= Belevitch's theorem =

Belevitch's theorem is a theorem in electrical network analysis due to the Russo-Belgian mathematician Vitold Belevitch (1921–1999). The theorem provides a test for a given S-matrix to determine whether or not it can be constructed as a lossless rational two-port network.

Lossless implies that the network contains only inductances and capacitances – no resistances.
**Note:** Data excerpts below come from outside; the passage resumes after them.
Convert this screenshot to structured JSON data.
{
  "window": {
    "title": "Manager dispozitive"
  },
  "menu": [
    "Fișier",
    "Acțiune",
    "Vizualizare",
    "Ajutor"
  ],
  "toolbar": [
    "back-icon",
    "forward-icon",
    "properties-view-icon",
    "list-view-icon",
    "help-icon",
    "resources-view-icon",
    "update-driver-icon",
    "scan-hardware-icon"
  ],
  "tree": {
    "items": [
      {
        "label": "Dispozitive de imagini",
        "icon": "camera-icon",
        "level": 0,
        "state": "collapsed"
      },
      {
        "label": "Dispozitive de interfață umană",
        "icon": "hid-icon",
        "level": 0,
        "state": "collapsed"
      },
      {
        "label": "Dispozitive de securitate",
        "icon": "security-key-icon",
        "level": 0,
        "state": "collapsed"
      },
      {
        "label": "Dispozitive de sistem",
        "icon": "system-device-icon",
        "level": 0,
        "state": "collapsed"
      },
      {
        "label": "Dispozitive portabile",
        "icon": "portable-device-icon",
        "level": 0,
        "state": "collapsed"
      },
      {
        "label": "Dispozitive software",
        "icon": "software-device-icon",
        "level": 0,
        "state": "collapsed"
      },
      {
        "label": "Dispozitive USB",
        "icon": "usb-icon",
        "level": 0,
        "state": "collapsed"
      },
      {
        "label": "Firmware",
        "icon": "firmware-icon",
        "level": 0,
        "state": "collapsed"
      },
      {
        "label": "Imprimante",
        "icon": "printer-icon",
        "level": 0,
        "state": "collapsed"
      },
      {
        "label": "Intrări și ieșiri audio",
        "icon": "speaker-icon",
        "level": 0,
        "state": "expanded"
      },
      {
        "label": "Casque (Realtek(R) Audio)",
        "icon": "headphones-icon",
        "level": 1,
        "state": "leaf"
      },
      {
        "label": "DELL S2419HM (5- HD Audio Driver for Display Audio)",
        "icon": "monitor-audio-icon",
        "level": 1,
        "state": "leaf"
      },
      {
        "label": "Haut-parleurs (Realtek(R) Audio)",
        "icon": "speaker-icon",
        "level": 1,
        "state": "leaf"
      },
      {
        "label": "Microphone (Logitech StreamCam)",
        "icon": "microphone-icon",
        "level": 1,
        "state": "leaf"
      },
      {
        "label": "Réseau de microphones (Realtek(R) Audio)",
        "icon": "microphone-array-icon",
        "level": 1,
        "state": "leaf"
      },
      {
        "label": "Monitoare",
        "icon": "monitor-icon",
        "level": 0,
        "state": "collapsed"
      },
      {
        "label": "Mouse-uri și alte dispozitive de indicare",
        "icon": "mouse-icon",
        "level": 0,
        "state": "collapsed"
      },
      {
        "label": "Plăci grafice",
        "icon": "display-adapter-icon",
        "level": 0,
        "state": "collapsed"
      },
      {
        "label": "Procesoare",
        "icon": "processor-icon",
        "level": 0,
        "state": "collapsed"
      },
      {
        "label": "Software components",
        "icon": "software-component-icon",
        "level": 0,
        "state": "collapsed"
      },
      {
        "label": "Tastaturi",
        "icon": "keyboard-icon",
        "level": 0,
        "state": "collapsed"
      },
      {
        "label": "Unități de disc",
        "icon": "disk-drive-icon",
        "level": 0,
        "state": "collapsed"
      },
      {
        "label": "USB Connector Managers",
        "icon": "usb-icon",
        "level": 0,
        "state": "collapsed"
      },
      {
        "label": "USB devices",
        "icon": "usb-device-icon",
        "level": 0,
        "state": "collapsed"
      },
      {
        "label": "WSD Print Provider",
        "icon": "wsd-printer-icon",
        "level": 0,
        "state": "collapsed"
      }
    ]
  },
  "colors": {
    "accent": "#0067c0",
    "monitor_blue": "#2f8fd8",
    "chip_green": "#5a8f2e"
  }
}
Rational (meaning the driving point impedance Z(p) is a rational function of p) implies that the network consists solely of discrete elements (inductors and capacitors only – no distributed elements).

==The theorem==
For a given S-matrix $\mathbf S(p)$ of degree $d$;

$$\mathbf S(p) = \begin{bmatrix} s_{11} & s_{12} \\ s_{21} & s_{22} \end{bmatrix}$$
where,
p is the complex frequency variable and may be replaced by $i \omega$ in the case of steady state sine wave signals, that is, where only a Fourier analysis is required
d will equate to the number of elements (inductors and capacitors) in the network, if such network exists.

Belevitch's theorem states that, $\scriptstyle \mathbf S(p)$ represents a lossless rational network if and only if,

$$\mathbf S(p) = \frac {1}{g(p)} \begin{bmatrix} h(p) & f(p) \\ \pm f(-p) & \mp h(-p) \end{bmatrix}$$
where,
$f(p)$, $g(p)$ and $h(p)$ are real polynomials
$g(p)$ is a strict Hurwitz polynomial of degree not exceeding $d$
$g(p)g(-p) = f(p)f(-p) + h(p)h(-p)$ for all $\scriptstyle p \, \in \, \mathbb C$.

==Bibliography==
- Belevitch, Vitold Classical Network Theory, San Francisco: Holden-Day, 1968 .
- Rockmore, Daniel Nahum; Healy, Dennis M. Modern Signal Processing, Cambridge: Cambridge University Press, 2004 ISBN 0-521-82706-X.